How Emotion Shapes the Behavior of LLMs and Agents: A Mechanistic Study
This addresses the problem of understanding and controlling emotion in AI systems for researchers and developers, offering a mechanistic approach rather than surface-level treatment, though it builds incrementally on existing emotion-aware studies.
The paper tackles the problem of how emotional signals can shape the behavior of large language models (LLMs) and agents, proposing E-STEER, an interpretable emotion steering framework that embeds emotion as a controllable variable in hidden states. The results show that specific emotions enhance LLM capability, improve safety, and systematically shape multi-step agent behaviors, revealing non-monotonic emotion-behavior relations consistent with psychological theories.

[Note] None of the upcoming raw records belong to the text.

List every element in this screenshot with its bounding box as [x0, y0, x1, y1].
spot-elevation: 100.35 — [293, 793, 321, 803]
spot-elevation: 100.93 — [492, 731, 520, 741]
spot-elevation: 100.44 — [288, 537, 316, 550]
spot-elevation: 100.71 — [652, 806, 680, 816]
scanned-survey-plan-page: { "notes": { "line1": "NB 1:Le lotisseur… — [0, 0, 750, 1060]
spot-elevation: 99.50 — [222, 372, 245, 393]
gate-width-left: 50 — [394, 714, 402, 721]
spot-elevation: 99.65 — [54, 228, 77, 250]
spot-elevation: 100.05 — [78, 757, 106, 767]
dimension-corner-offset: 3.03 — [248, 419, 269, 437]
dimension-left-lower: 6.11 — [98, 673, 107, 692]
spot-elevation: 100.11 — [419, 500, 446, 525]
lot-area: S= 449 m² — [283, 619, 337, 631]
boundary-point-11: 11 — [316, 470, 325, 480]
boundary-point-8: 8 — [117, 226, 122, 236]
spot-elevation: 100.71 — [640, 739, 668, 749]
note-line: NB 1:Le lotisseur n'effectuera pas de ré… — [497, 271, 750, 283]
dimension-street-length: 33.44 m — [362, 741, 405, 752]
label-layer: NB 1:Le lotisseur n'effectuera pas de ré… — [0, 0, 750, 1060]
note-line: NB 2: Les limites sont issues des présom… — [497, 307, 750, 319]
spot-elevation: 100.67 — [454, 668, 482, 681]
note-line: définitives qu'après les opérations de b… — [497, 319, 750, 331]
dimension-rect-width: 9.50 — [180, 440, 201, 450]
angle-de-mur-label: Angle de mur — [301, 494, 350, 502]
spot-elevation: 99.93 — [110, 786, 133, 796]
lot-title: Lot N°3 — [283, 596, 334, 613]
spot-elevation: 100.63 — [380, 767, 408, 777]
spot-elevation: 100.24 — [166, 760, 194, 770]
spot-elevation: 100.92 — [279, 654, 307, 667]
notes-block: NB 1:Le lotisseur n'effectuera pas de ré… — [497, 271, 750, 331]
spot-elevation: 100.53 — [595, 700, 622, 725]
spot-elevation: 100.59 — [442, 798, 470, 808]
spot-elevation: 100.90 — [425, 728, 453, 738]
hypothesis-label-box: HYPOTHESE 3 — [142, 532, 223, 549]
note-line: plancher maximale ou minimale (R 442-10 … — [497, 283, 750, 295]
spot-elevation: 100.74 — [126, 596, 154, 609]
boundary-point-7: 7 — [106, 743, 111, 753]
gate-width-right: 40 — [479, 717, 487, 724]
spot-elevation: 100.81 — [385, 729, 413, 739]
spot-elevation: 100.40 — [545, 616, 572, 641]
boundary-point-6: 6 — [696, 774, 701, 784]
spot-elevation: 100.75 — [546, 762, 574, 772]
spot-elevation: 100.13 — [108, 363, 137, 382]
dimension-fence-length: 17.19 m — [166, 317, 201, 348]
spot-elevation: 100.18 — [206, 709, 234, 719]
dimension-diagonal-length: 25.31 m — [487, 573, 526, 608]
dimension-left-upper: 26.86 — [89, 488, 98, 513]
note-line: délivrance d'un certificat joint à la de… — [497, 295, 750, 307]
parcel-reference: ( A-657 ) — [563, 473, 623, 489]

Emotion plays an important role in human cognition and performance. Motivated by this, we investigate whether analogous emotional signals can shape the behavior of large language models (LLMs) and agents. Existing emotion-aware studies mainly treat emotion as a surface-level style factor or a perception target, overlooking its mechanistic role in task processing. To address this limitation, we propose E-STEER, an interpretable emotion steering framework that enables direct representation-level intervention in LLMs and agents. It embeds emotion as a structured, controllable variable in hidden states, and with it, we examine the impact of emotion on objective reasoning, subjective generation, safety, and multi-step agent behaviors. The results reveal non-monotonic emotion-behavior relations consistent with established psychological theories, and show that specific emotions not only enhance LLM capability but also improve safety, and systematically shape multi-step agent behaviors.